On the first day of school in South Florida, the sun eclipsed everything else
This year, the first day of school in Miami-Dade revolved around the solar eclipse.
Students at George Washington Carver Middle School in Coral Gables went outside armed with protective glasses during their afternoon science classes. Students at Booker T. Washington Senior High in Overtown looked through telescopes and held eclipse glasses up to their cellphones to Snapchat the cosmic event. And at schools all across the county, teachers and students buzzed with excitement.
“We were talking about it, what time it started and whether we needed glasses,” said senior Genesis Guardado, 17, who viewed the eclipse on the lawn in front of Booker T. High.
“I was in music class and we even watched a video about it there,” said Booker T. 11th-grader Daniel Richardson.

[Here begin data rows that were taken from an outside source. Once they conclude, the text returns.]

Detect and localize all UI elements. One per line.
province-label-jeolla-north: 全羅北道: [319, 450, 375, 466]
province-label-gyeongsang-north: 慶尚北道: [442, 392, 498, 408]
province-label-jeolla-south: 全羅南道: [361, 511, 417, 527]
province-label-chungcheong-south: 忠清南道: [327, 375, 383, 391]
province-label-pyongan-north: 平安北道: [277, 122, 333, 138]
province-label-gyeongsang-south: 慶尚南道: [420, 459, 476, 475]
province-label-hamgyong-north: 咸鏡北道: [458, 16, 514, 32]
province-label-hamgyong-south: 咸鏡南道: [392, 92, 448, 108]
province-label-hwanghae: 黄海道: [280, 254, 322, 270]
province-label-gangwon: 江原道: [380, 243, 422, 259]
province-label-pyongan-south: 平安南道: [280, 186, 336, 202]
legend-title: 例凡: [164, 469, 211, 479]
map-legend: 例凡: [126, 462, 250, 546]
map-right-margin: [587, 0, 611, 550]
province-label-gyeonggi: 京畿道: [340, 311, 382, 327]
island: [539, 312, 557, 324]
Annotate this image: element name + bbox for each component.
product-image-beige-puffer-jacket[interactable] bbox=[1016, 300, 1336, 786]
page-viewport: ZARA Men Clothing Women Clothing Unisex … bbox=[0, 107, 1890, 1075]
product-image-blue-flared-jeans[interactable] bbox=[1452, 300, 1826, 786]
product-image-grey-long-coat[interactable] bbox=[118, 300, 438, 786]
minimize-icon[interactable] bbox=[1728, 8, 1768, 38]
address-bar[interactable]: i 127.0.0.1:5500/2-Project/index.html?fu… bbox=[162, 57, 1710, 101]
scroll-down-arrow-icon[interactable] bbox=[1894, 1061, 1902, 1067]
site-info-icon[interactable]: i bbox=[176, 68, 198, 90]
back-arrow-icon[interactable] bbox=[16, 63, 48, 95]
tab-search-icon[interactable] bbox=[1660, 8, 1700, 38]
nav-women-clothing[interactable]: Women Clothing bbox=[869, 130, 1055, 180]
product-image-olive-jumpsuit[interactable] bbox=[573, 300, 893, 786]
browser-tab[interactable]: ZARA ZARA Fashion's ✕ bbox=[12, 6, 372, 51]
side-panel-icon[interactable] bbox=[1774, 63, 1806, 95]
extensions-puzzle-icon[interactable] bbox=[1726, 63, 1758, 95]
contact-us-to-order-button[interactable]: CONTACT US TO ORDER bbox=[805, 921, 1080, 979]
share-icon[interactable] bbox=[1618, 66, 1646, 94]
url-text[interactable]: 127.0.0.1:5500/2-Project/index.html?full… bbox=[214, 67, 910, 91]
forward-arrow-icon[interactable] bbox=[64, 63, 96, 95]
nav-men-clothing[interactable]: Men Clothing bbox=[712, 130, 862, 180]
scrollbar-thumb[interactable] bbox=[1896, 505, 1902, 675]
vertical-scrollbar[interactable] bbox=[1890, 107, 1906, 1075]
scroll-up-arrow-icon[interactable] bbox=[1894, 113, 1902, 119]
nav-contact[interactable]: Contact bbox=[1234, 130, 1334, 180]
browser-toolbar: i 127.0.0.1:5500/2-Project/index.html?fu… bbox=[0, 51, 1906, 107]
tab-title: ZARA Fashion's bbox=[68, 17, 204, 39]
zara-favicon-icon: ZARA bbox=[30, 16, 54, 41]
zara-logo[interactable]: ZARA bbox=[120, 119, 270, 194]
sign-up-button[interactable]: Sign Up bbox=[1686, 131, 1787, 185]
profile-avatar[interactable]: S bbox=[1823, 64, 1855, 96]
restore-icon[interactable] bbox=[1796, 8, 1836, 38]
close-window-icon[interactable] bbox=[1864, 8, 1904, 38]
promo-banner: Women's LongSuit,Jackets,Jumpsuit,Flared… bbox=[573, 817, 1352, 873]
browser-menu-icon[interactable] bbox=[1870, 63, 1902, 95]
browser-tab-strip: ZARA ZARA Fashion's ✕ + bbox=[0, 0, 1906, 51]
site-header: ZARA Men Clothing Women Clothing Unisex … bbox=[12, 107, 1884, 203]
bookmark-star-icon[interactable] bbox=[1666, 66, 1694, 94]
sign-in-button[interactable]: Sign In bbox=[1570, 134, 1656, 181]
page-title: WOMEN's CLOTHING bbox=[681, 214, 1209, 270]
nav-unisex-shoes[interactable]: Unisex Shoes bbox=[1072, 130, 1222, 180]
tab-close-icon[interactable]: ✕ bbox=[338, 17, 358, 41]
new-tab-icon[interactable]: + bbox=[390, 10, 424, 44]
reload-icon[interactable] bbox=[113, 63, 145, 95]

Dora Pilz’s sixth grade science class at Carver Middle School also spent the day learning about astronomy, but when the students looked at the eclipse, they saw something closer to home.
“Whoa! It looks like Pac-Man!” one student shouted.
The event eclipsed the usual first-day jitters, the excitement of walking into brand new or renovated schools, and even a visit from the Miami Heat.
At Jesse J. McCrary, Jr. Elementary in the Little River area, Miami Heat players, Burnie the mascot and Heat dancers greeted students at the entrance with free school supplies.
“I’m feeling happy that I get to learn new things,” said 9-year-old Dahaina, who was looking for her class assignment on a list posted in the school courtyard.
But some of the parents dropping off their kids were less enthusiastic.
“Melancholic,” said mother Miriam Santos in Spanish when asked how she felt after leaving her kindergartner in his new class. “I’m used to being with him all day.” The first day of school, for her, would seem “never-ending,” she said.
By 9:30 a.m., the kids at Frederick Douglass Elementary in Overtown were fully immersed in their first lessons. The new $9.7 million school building, funded by a school improvement bond, includes a music room that opens into the cafeteria for lunch-time concerts, gleaming classrooms and a brightly lit media room with rows of computers.
The new building had attracted more students than expected. Thirty-six kindergartners squeezed into one room as Principal Yolanda Ellis got to work finding another teacher so she could split the class in two.
Miami-Dade Schools Superintendent Alberto Carvalho said other principals at new or renovated schools also reported surges in enrollment. Over the past few weeks, 70 new students enrolled at Hialeah High, which got a new gym and a new courtyard this year.
Bunche Park Elementary in Miami Gardens got a new school building, and Dr. Toni Bilbao Preparatory Academy in Doral opened its doors for the first time. Several other schools saw major renovations.
As a growing number of Miami-Dade students leave the traditional public system for charter schools, district officials are hopeful the new facilities will attract more families.
“Build it and they will come,” Carvalho said.
Overall, Carvalho said the first day of school went smoothly, with most buses running on time. The district registered a higher than usual number of early pick-ups and absences — likely because of the eclipse — but Carvalho said school officials did not yet know the exact number. The first-day absences will not be counted, Carvalho said, because the district’s policy is to start counting absences after a student begins attending school.
“Now it’s about making what was a great year last year an even better one this year,” he said.
Later in the afternoon, police reported that a private school van had crashed in Southwest Miami-Dade. Six children were transported to the hospital for minor injuries. It was not immediately clear which school the children attended.
In Broward County, school officials said the eclipse had also likely contributed to a higher than usual number of absences. As of Monday afternoon, Broward did not yet know how many students had skipped class. The district discouraged schools from letting students watch the eclipse outside because of safety concerns, but told parents that if they kept their kids at home it would count as an excused absence.
“Things went very well” overall, said Broward Schools spokeswoman Nadine Drew. “As far as I know, the buses were on schedule and everybody got where they were supposed to be.”
For the kids, however, the only thing that mattered was the eclipse. As Booker T. High senior Guardado put it: “It’s lit. Literally.”
Miami Herald staff writer Alex Harris contributed to this report.